When flights were finally allowed out of the country though, people were crazy at the airport. Fist fights broke out and people were handing out serious cash to get on the first flight. DH had me back up against a wall and he stood in front of me just watching what was happening and trying to keep people from punching each other. His calmness paid off because we were escorted on to that first plane without paying anything extra. And when we got to Hawaii, they just put everyone on a plane to where they needed to go. As long as you had a ticket, any airline would take you home.
 
It was my senior year of high school and I was in my first period US Government class. One minute we were working on an assignment, the next the television was tuned into the breaking news.

It's truly a day that I'll never, ever forget. We did nothing for the rest of that day aside from watching the constant coverage, and I remember watching that coverage in not only complete horror but also experiencing anger like I'd never had before.

As a US citizen I felt like I had stepped into another realm. These things happened in other countries, not my country. The sympathy that I felt for those aboard those 4 flights was overwhelming.
 
I was at work (not the job I have now)....when the news came in....some of us ran down to the 1st floor where there was a diner and huddled around the TV.....we couldn't believe what we were seeing......most everyone was very quiet that day....
 
Hello, I was in New York on 9/11. I had flown in the night before for a quick business trip before heading out to Cincinnati. So I was at my desk at work about a mile from the WTC - we all worked until about 1 pm when we were told to leave since the building was getting locked up.

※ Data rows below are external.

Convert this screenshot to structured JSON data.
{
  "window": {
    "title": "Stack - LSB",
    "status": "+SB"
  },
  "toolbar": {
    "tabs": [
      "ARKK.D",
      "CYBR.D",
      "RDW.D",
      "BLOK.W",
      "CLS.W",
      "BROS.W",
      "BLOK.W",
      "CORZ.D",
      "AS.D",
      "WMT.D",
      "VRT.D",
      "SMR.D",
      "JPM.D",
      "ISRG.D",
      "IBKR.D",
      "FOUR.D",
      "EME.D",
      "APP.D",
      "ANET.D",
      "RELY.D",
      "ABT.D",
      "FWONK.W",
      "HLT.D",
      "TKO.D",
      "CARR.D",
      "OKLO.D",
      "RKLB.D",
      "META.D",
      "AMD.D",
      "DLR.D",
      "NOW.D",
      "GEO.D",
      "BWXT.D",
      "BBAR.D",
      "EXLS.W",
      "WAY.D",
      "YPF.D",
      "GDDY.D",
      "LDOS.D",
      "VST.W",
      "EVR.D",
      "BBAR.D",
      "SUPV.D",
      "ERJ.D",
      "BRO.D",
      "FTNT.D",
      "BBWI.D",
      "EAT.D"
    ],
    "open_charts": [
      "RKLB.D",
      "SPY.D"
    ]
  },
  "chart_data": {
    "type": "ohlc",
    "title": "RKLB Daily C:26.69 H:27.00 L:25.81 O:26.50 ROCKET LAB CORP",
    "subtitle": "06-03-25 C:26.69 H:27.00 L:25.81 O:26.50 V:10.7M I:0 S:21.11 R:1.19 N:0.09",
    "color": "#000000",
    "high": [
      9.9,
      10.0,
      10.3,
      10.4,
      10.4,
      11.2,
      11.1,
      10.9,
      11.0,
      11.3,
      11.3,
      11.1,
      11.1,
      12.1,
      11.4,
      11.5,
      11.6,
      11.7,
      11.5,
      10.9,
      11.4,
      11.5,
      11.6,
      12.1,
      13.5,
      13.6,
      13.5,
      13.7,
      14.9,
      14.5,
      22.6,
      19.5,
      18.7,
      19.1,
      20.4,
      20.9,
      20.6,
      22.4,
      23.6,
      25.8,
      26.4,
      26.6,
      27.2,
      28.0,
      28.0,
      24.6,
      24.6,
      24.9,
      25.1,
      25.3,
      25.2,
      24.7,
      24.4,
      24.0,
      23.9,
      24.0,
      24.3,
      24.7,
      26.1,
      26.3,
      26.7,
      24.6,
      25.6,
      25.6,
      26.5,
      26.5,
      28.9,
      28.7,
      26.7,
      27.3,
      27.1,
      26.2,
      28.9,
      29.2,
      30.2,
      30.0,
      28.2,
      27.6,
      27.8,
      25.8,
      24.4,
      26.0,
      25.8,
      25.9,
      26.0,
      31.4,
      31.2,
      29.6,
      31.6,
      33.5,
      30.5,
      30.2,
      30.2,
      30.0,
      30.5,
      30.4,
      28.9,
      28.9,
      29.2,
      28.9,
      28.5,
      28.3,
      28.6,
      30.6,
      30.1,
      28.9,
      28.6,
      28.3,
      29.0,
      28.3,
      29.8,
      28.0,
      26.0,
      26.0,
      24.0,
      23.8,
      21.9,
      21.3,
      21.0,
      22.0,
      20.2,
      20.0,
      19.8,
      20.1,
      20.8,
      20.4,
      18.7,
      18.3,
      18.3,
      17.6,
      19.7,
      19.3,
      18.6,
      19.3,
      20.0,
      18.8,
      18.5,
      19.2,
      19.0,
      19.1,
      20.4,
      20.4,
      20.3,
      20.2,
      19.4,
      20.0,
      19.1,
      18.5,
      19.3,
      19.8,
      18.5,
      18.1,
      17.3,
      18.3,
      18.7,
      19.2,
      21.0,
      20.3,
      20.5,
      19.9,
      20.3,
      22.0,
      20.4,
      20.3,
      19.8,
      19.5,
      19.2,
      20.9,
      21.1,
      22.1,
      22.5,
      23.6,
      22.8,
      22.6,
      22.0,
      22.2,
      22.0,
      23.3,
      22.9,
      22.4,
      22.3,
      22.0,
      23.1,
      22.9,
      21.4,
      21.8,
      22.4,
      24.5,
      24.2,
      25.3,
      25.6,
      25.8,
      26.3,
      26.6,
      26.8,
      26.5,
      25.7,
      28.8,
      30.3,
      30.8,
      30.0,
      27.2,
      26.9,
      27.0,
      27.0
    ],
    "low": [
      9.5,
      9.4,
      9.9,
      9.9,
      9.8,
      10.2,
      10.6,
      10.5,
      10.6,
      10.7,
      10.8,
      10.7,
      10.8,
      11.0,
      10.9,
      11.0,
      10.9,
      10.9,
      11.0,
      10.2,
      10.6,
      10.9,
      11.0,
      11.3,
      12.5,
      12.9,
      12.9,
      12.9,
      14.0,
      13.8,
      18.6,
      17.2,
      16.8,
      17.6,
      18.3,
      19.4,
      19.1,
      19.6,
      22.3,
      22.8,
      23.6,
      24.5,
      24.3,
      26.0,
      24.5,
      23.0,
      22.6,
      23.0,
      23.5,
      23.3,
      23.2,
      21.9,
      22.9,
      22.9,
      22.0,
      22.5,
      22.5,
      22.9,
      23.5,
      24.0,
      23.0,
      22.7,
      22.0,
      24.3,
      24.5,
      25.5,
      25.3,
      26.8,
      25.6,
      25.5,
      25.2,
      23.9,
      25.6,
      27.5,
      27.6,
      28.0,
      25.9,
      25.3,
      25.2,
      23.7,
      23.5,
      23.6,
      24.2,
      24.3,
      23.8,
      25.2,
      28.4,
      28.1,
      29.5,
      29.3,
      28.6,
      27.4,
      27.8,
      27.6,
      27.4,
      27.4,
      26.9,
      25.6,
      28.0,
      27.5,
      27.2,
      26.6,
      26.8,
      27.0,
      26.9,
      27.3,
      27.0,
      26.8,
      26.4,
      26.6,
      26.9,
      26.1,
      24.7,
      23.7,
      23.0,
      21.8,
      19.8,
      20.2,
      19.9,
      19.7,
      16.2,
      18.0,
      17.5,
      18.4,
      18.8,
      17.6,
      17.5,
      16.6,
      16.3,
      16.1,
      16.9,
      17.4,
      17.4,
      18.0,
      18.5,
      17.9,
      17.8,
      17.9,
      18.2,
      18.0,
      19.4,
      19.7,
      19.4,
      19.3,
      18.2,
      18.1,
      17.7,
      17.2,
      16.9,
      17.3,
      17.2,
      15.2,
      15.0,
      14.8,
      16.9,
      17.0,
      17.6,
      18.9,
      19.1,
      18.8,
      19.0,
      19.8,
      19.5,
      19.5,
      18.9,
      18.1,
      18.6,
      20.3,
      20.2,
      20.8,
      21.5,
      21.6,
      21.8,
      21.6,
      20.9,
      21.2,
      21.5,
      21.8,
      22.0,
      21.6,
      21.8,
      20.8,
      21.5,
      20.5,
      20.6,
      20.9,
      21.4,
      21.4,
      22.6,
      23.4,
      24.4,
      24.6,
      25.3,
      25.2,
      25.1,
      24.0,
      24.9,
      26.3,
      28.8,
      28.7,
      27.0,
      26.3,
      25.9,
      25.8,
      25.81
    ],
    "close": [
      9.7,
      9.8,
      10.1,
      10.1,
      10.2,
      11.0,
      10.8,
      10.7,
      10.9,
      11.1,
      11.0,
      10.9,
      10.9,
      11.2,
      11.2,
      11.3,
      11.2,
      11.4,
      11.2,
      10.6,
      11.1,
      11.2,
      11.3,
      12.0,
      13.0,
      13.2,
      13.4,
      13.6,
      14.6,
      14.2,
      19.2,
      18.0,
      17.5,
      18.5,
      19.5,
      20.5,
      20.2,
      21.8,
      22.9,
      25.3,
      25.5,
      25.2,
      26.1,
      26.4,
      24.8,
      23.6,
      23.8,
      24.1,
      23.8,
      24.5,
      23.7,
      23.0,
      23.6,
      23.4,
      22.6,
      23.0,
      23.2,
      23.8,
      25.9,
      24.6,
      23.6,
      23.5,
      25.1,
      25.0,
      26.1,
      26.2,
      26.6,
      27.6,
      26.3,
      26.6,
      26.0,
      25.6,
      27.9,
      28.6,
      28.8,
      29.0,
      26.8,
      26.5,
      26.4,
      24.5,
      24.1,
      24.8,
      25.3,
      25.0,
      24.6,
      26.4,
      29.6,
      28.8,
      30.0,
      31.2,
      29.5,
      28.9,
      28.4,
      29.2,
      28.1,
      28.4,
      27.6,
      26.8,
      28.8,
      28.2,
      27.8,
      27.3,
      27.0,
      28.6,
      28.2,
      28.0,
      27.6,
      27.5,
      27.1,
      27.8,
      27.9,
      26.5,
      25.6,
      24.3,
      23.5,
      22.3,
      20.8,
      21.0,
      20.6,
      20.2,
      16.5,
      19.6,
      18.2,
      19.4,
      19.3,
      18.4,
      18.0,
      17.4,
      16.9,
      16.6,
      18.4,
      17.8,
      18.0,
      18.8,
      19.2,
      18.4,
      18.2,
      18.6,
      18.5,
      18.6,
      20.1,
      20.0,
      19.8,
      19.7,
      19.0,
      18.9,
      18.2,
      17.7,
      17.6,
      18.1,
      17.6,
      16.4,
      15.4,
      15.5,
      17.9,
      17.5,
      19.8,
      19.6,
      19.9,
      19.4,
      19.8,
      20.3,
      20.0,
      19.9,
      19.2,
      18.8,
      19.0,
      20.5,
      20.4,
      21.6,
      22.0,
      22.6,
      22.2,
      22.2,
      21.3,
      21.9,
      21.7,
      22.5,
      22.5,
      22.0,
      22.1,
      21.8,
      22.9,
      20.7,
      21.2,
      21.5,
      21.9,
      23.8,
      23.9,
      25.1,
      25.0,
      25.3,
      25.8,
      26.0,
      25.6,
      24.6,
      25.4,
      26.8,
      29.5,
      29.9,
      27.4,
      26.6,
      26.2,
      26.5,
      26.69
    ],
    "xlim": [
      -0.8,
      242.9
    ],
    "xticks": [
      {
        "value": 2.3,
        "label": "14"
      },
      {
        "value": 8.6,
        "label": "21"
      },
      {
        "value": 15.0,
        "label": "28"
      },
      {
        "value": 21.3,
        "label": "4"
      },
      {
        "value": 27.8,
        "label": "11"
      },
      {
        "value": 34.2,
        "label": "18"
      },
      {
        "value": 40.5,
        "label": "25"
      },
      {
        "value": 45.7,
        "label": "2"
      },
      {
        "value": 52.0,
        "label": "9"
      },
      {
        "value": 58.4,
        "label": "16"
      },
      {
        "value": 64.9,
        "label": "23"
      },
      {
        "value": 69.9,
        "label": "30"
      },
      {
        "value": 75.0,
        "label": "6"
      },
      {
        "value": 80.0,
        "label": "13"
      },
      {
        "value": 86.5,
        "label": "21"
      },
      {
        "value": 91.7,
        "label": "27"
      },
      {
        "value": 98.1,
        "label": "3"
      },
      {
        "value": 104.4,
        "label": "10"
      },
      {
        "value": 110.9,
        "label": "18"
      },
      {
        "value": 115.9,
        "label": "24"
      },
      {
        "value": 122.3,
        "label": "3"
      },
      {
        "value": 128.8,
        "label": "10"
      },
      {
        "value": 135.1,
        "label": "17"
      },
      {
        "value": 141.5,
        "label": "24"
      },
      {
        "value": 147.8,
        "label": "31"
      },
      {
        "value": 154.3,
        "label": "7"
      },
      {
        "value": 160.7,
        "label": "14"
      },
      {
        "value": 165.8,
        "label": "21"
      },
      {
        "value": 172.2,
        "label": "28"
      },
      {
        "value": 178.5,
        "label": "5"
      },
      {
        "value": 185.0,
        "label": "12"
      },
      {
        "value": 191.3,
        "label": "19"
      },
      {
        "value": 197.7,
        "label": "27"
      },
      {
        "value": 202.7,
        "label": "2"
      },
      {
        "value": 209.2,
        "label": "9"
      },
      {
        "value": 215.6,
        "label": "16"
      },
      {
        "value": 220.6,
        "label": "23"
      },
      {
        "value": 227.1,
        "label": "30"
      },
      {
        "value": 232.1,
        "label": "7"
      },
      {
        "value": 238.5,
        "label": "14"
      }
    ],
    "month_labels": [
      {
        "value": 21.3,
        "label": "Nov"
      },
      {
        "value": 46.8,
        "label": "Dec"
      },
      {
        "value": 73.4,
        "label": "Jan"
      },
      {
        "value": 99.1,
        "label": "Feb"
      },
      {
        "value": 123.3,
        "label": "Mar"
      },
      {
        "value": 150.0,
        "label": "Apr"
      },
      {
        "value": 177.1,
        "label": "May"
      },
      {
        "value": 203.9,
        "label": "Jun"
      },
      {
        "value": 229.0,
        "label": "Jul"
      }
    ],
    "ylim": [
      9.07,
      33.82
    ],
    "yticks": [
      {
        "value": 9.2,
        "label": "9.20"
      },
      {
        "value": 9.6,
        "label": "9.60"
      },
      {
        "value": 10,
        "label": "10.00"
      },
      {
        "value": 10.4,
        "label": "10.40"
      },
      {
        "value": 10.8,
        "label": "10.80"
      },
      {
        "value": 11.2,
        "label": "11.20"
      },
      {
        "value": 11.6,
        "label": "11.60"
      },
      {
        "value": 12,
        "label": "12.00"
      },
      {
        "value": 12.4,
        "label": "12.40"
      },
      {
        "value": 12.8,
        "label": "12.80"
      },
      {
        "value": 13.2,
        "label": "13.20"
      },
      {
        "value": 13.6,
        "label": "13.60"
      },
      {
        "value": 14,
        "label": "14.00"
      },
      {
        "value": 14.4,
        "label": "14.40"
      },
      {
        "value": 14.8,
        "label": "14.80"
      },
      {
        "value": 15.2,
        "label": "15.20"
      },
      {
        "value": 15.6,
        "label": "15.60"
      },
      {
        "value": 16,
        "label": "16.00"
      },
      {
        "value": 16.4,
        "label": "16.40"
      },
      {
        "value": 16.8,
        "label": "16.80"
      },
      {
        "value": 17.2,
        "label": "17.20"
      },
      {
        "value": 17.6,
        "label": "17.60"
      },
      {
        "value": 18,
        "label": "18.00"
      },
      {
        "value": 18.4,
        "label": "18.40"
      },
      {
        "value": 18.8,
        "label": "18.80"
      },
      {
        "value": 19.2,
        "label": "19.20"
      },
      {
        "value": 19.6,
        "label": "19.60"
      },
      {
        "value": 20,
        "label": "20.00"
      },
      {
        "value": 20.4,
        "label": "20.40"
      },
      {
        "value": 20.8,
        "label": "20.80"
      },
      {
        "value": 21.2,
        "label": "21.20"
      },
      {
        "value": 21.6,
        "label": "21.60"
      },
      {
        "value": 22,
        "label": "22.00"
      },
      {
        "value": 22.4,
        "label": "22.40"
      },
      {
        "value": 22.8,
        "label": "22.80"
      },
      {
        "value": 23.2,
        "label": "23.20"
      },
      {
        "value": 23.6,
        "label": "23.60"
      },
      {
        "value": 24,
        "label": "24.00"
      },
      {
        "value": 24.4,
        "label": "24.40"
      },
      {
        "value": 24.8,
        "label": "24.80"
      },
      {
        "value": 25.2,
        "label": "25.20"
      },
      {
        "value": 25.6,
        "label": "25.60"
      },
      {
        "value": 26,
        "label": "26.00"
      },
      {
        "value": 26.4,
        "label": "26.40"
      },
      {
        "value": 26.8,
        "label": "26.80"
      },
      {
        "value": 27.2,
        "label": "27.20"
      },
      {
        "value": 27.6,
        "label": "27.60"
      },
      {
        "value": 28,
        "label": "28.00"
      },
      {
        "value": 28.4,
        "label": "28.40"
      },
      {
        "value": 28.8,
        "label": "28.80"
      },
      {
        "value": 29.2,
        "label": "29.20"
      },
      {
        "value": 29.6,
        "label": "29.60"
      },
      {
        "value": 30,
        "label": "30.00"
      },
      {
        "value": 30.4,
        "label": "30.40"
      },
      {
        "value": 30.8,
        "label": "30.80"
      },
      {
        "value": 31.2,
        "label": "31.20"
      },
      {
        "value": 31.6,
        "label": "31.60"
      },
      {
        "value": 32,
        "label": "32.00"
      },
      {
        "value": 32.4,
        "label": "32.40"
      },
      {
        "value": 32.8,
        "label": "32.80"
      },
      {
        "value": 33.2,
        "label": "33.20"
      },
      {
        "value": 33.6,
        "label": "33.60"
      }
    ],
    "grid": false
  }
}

We then went on a bus uptown to give blood - there were passengers on the bus who had been working at the WTC - covered in black ash, shocked faces - crying with what they had seen. And when we arrived at the Red Cross we were turned away because there were no injured needing our blood - everyone was dead.
I will never forget the bravery and spirit of the New Yorkers - they were inspirational in how they took care of their city, the out of town visitors and themselves.
I have such memories that I wrote in a diary - I was there 3 days before I was able to leave - and my first flight was to Orlando as Disney told me they had a room for me if I couldn't get all the way back to Boise, Idaho-I will never forget 9/11/01.
 
Bob & I were on a cruise on the Wonder. We had just docked at Castaway Cay. Heard some buzz about plane hitting the World Tower building while waiting to get off the ship. Bob had to go back to the stateroom as he had forgotten something. He found our stateroom attendant standing there in tears watching the TV. As Bob consoled him they watched together as the second plane crashed into the second tower. We spent the rest of the cruise consoling many crew members who had family in NY & had no way of reaching them. Also, worryied about our daughter who worked right across the river from there. It certainly put a pall on our trip.